2014 Fiscal Year Research-status Report
口腔の健康と生活習慣病発生との関連に関する歯科医師・高齢者集団のコホート研究
Project/Area Number |
23590788
|
Research Institution | Nagoya University |
Principal Investigator |
若井 建志 名古屋大学, 医学(系)研究科(研究院), 教授 (50270989)
|
Co-Investigator(Kenkyū-buntansha) |
内藤 真理子 名古屋大学, 医学(系)研究科(研究院), 准教授 (10378010)
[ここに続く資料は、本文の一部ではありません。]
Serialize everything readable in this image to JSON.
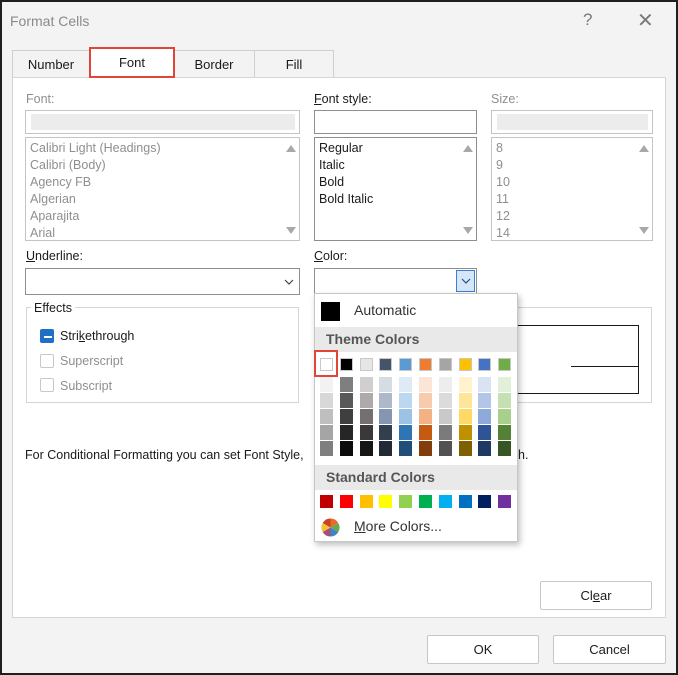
{
  "window": {
    "title": "Format Cells",
    "help_glyph": "?",
    "close_glyph": "✕"
  },
  "tabs": [
    {
      "label": "Number"
    },
    {
      "label": "Font"
    },
    {
      "label": "Border"
    },
    {
      "label": "Fill"
    }
  ],
  "font": {
    "label": "Font:",
    "items": [
      "Calibri Light (Headings)",
      "Calibri (Body)",
      "Agency FB",
      "Algerian",
      "Aparajita",
      "Arial"
    ]
  },
  "font_style": {
    "label_prefix": "F",
    "label_rest": "ont style:",
    "items": [
      "Regular",
      "Italic",
      "Bold",
      "Bold Italic"
    ]
  },
  "size": {
    "label": "Size:",
    "items": [
      "8",
      "9",
      "10",
      "11",
      "12",
      "14"
    ]
  },
  "underline": {
    "label_prefix": "U",
    "label_rest": "nderline:"
  },
  "color": {
    "label_prefix": "C",
    "label_rest": "olor:"
  },
  "effects": {
    "title": "Effects",
    "strikethrough_prefix": "Stri",
    "strikethrough_u": "k",
    "strikethrough_rest": "ethrough",
    "superscript": "Superscript",
    "subscript": "Subscript",
    "strikethrough_checked": true
  },
  "note": {
    "left": "For Conditional Formatting you can set Font Style,",
    "right": "h."
  },
  "buttons": {
    "clear_prefix": "Cl",
    "clear_u": "e",
    "clear_rest": "ar",
    "ok": "OK",
    "cancel": "Cancel"
  },
  "color_popup": {
    "automatic": "Automatic",
    "theme_header": "Theme Colors",
    "standard_header": "Standard Colors",
    "more_colors_prefix": "M",
    "more_colors_rest": "ore Colors...",
    "theme_top": [
      "#ffffff",
      "#000000",
      "#e7e6e6",
      "#44546a",
      "#5b9bd5",
      "#ed7d31",
      "#a5a5a5",
      "#ffc000",
      "#4472c4",
      "#70ad47"
    ],
    "theme_shades": [
      [
        "#f2f2f2",
        "#7f7f7f",
        "#d0cece",
        "#d6dce4",
        "#deebf6",
        "#fbe5d5",
        "#ededed",
        "#fff2cc",
        "#dae3f3",
        "#e2efd9"
      ],
      [
        "#d8d8d8",
        "#595959",
        "#aeaaaa",
        "#adb9ca",
        "#bdd7ee",
        "#f7cbac",
        "#dbdbdb",
        "#ffe598",
        "#b4c6e7",
        "#c5e0b3"
      ],
      [
        "#bfbfbf",
        "#3f3f3f",
        "#757070",
        "#8496b0",
        "#9cc3e5",
        "#f4b183",
        "#c9c9c9",
        "#ffd965",
        "#8eaadb",
        "#a8d08d"
      ],
      [
        "#a5a5a5",
        "#262626",
        "#3a3838",
        "#323f4f",
        "#2e75b5",
        "#c55a11",
        "#7b7b7b",
        "#bf9000",
        "#2f5496",
        "#538135"
      ],
      [
        "#7f7f7f",
        "#0c0c0c",
        "#171616",
        "#222a35",
        "#1e4e79",
        "#833c0b",
        "#525252",
        "#7f6000",
        "#1f3864",
        "#375623"
      ]
    ],
    "standard": [
      "#c00000",
      "#ff0000",
      "#ffc000",
      "#ffff00",
      "#92d050",
      "#00b050",
      "#00b0f0",
      "#0070c0",
      "#002060",
      "#7030a0"
    ],
    "selected_color": "#ffffff",
    "highlight_color": "#e0453a",
    "accent_color": "#1f6fc7"
  }
}
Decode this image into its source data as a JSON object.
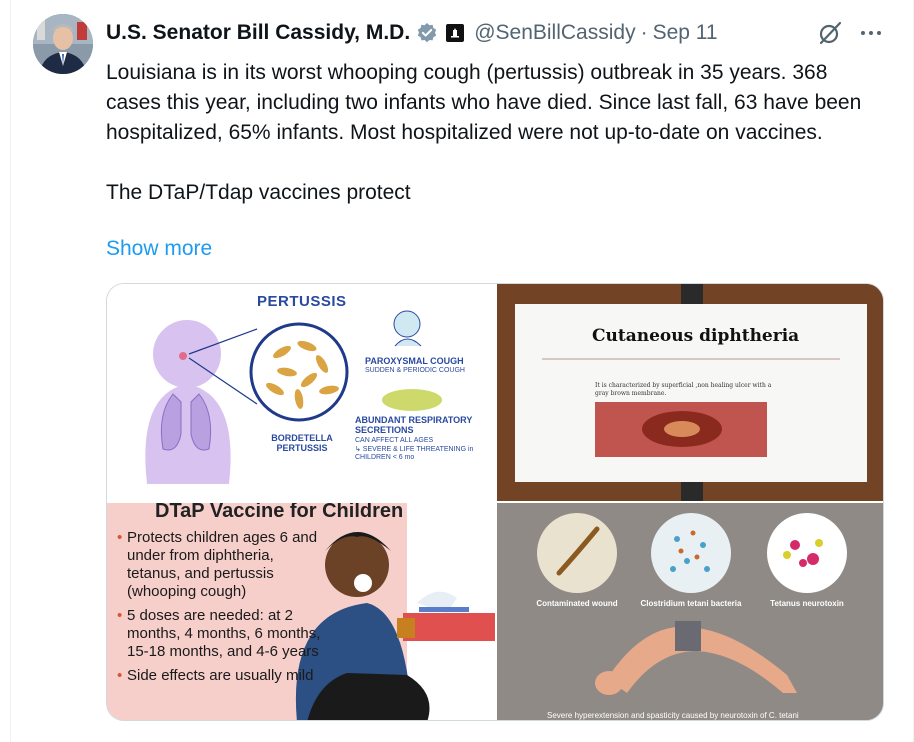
{
  "tweet": {
    "author_name": "U.S. Senator Bill Cassidy, M.D.",
    "handle": "@SenBillCassidy",
    "separator": "·",
    "date": "Sep 11",
    "text_paragraph_1": "Louisiana is in its worst whooping cough (pertussis) outbreak in 35 years. 368 cases this year, including two infants who have died. Since last fall, 63 have been hospitalized, 65% infants. Most hospitalized were not up-to-date on vaccines.",
    "text_paragraph_2": "The DTaP/Tdap vaccines protect",
    "show_more": "Show more"
  },
  "icons": {
    "verified": "verified-badge-icon",
    "government": "government-building-icon",
    "grok": "grok-icon",
    "more": "more-options-icon"
  },
  "colors": {
    "link": "#1d9bf0",
    "secondary_text": "#536471",
    "verified_gray": "#829aab"
  },
  "media": {
    "pertussis": {
      "title": "PERTUSSIS",
      "bacteria_label": "BORDETELLA PERTUSSIS",
      "cough_label": "PAROXYSMAL COUGH",
      "cough_sub": "SUDDEN & PERIODIC COUGH",
      "secretions_label": "ABUNDANT RESPIRATORY SECRETIONS",
      "ages_note": "CAN AFFECT ALL AGES",
      "severe_note": "↳ SEVERE & LIFE THREATENING in CHILDREN < 6 mo"
    },
    "diphtheria": {
      "title": "Cutaneous diphtheria",
      "description": "It is characterized by superficial ,non healing ulcer with a gray brown membrane."
    },
    "dtap": {
      "title": "DTaP Vaccine for Children",
      "bullets": [
        "Protects children ages 6 and under from diphtheria, tetanus, and pertussis (whooping cough)",
        "5 doses are needed: at 2 months, 4 months, 6 months, 15-18 months, and 4-6 years",
        "Side effects are usually mild"
      ]
    },
    "tetanus": {
      "captions": [
        "Contaminated wound",
        "Clostridium tetani bacteria",
        "Tetanus neurotoxin"
      ],
      "bottom_caption": "Severe hyperextension and spasticity caused by neurotoxin of C. tetani"
    }
  }
}
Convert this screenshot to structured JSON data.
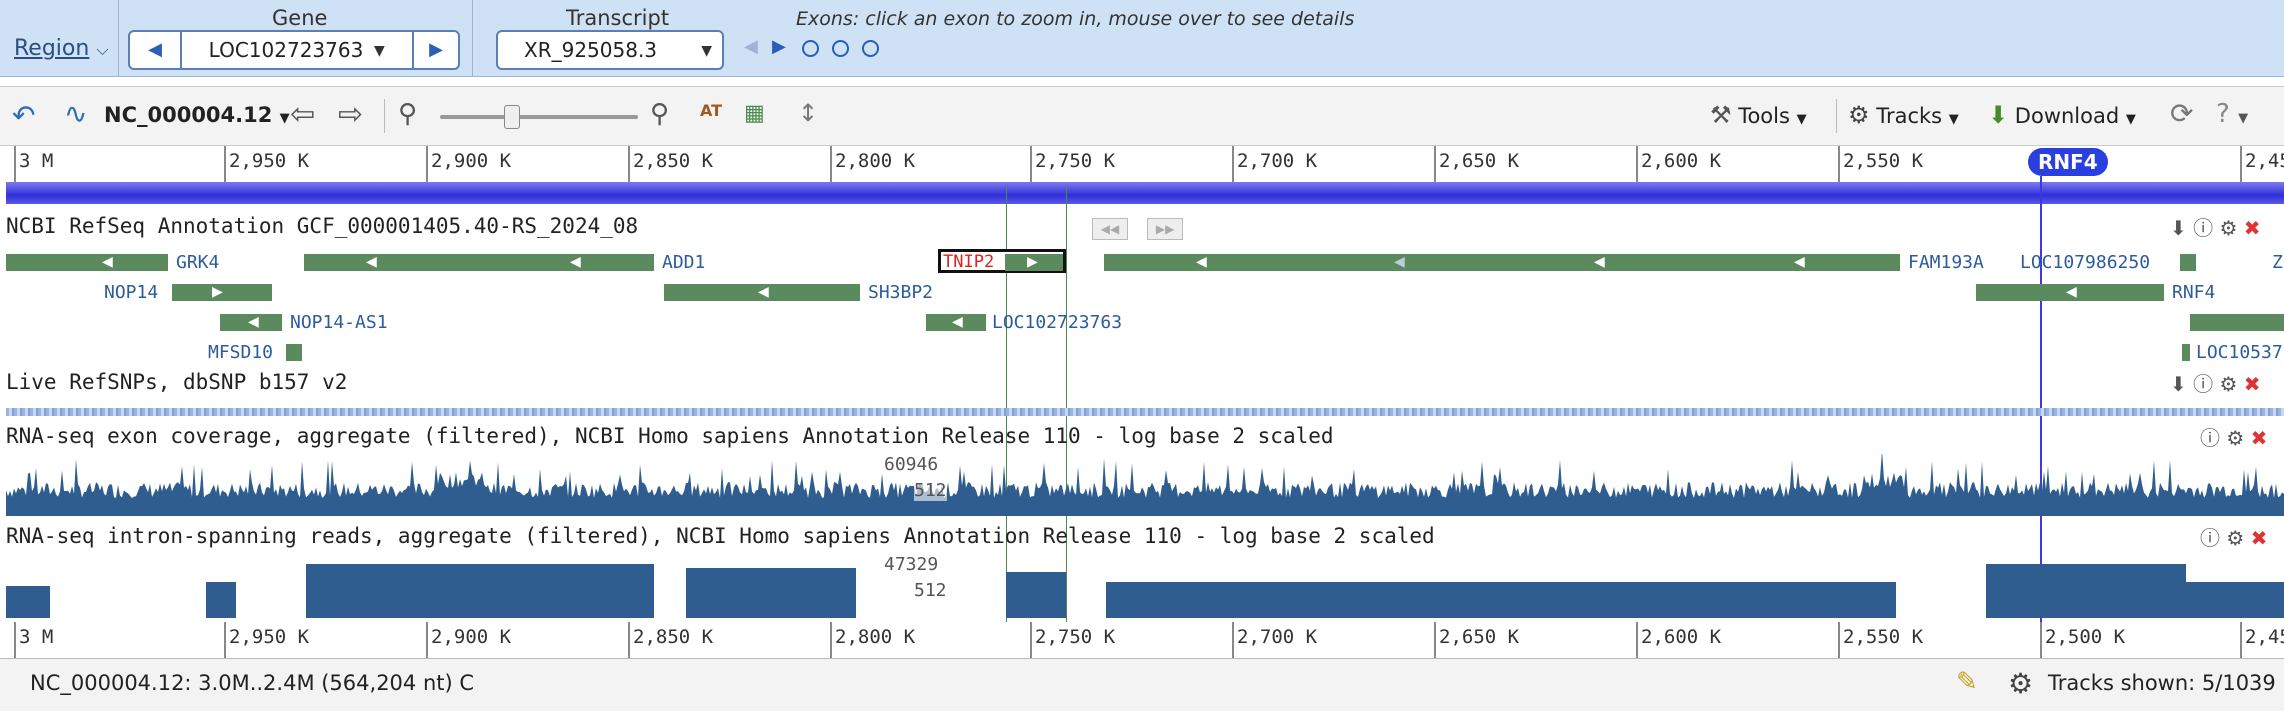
{
  "header": {
    "region_label": "Region",
    "gene_label": "Gene",
    "gene_value": "LOC102723763",
    "transcript_label": "Transcript",
    "transcript_value": "XR_925058.3",
    "exons_hint": "Exons: click an exon to zoom in, mouse over to see details"
  },
  "toolbar": {
    "sequence": "NC_000004.12",
    "tools_label": "Tools",
    "tracks_label": "Tracks",
    "download_label": "Download"
  },
  "ruler_ticks": [
    "3 M",
    "2,950 K",
    "2,900 K",
    "2,850 K",
    "2,800 K",
    "2,750 K",
    "2,700 K",
    "2,650 K",
    "2,600 K",
    "2,550 K"
  ],
  "ruler_top_extra": [
    "K",
    "2,45"
  ],
  "ruler_bottom_ticks": [
    "3 M",
    "2,950 K",
    "2,900 K",
    "2,850 K",
    "2,800 K",
    "2,750 K",
    "2,700 K",
    "2,650 K",
    "2,600 K",
    "2,550 K",
    "2,500 K",
    "2,45"
  ],
  "marker_label": "RNF4",
  "tracks": {
    "annotation_title": "NCBI RefSeq Annotation GCF_000001405.40-RS_2024_08",
    "snp_title": "Live RefSNPs, dbSNP b157 v2",
    "exon_cov_title": "RNA-seq exon coverage, aggregate (filtered), NCBI Homo sapiens Annotation Release 110 - log base 2 scaled",
    "exon_cov_max": "60946",
    "exon_cov_mid": "512",
    "intron_title": "RNA-seq intron-spanning reads, aggregate (filtered), NCBI Homo sapiens Annotation Release 110 - log base 2 scaled",
    "intron_max": "47329",
    "intron_mid": "512"
  },
  "genes": {
    "grk4": "GRK4",
    "add1": "ADD1",
    "tnip2": "TNIP2",
    "fam193a": "FAM193A",
    "loc107986250": "LOC107986250",
    "z": "Z",
    "nop14": "NOP14",
    "sh3bp2": "SH3BP2",
    "rnf4": "RNF4",
    "nop14as1": "NOP14-AS1",
    "loc102723763": "LOC102723763",
    "mfsd10": "MFSD10",
    "loc10537": "LOC10537"
  },
  "status": {
    "location": "NC_000004.12: 3.0M..2.4M (564,204 nt) C",
    "tracks_shown": "Tracks shown: 5/1039"
  },
  "colors": {
    "gene_green": "#5a8a5e",
    "coverage_blue": "#2f5d8f",
    "highlight_red": "#e02020",
    "overview_blue": "#3333dd"
  }
}
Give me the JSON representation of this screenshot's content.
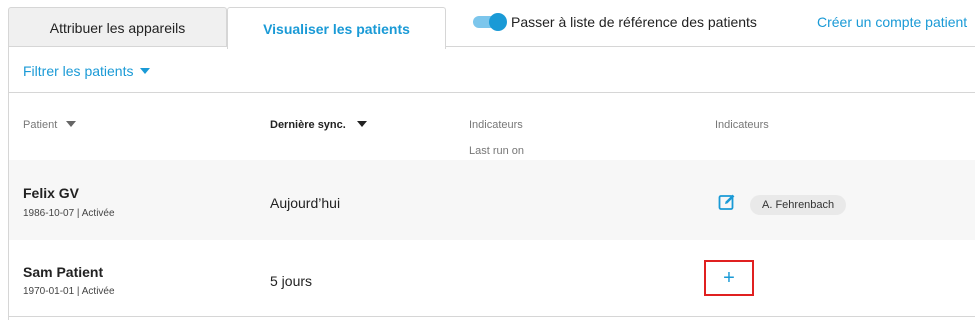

川村 孝 京都大学, 保健管理センター, 教授 (10252230)
|
Project Period (FY) |
2011-04-28 – 2016-03-31
|
Keywords | 口腔状態 / 歯牙喪失 / コホート研究 / 脳卒中 / 虚血性心疾患 / 肺炎 / 高血圧症 / 糖尿病 |
Outline of Annual Research Achievements |
本年度は2つのコホート研究について、下記の検討、作業を実施した。 1.歯科医師を対象としたコホート研究 全国の歯科医師会員を対象としたコホート研究である。本年度は2014年3月までの追跡調査を行うとともに、新しい分析として、ベースライン時点の歯磨き回数とその後の脳卒中、虚血性心疾患のリスクとの関連を検討した。今回の分析対象は19,692名(ベースライン時平均年齢±標準偏差 51.4±11.6歳、女性1,608名)、平均追跡期間は9.4年間である。 追跡期間中に脳卒中310名、虚血性心疾患212名の罹患が確認された。歯磨き回数が1日2回のグループを1とした、1日1回以下、3回、4回以上のグループの脳卒中+虚血性心疾患の多変量調整ハザード比は、それぞれ1.00、0.86、0.73となり、歯磨き回数1日2回以上では、回数増加とともにリスクが低下した(trend P = 0.025)。リスク低下はとくに脳卒中で認められ、対応するハザード比は0.90、0.77、0.65であった(trend P = 0.042) 2.高齢者を対象としたコホート研究 愛知県日進市が65歳時(ベースライン調査)、70歳時に実施した健康診断をともに受診し、かつ65歳時点で歯科検診を受けた1,252名(糖尿病についての分析の場合、女性 623名)について、65歳時の喪失歯数と70歳時での高血圧症、糖尿病、脂質異常症の新規発生(65歳時の有病者は除外して解析)との関連を検討した。その結果、65歳時に10歯以上を喪失していた者では、喪失歯数5歯未満の者と比較して、糖尿病発生リスク(多変量調整オッズ比)は2.46(95%信頼区間 1.18-5.15)であった。
|
Current Status of Research Progress |
Current Status of Research Progress
3: Progress in research has been slightly delayed.
Reason
歯科医師を対象としたコホート研究では、コホート研究としての解析が進んでいるが、さらに論文発表が必要である。高齢者を対象としたコホート研究についても、コホート研究データの解析を開始できたが、なお予備的な検討であり、さらにデータ解析、論文作成が必要である。
|
Strategy for Future Research Activity |
歯科医師を対象としたコホート研究については、追跡調査の残りを実施するとともに、歯牙喪失と肺炎死亡、全死亡、脳卒中・虚血性心疾患罹患との関連、歯磨き回数と脳卒中・虚血性心疾患罹患との関連を中心に論文作成を行う。高齢者を対象としたコホート研究では、ベースライン時点の歯科所見と高血圧症、糖尿病、脂質異常症などの新規発生との関連をさらに解析する。
|
Causes of Carryover |
歯科医師集団のコホート研究について、平成26年度に都道府県歯科医師会に最終の追跡調査を依頼し、調査データを解析、学会発表・論文発表を行う予定であった。しかし都道府県歯科医師会の一部で、他に優先すべき事業のために追跡調査に遅れを生じ、調査データの解析が行えず、未使用額が生じた。
|
Expenditure Plan for Carryover Budget |
このため、歯科医師集団のコホート研究について、追跡調査データの解析と学会発表・論文発表を今年度に行うこととし、未使用額はその経費に充てることとしたい。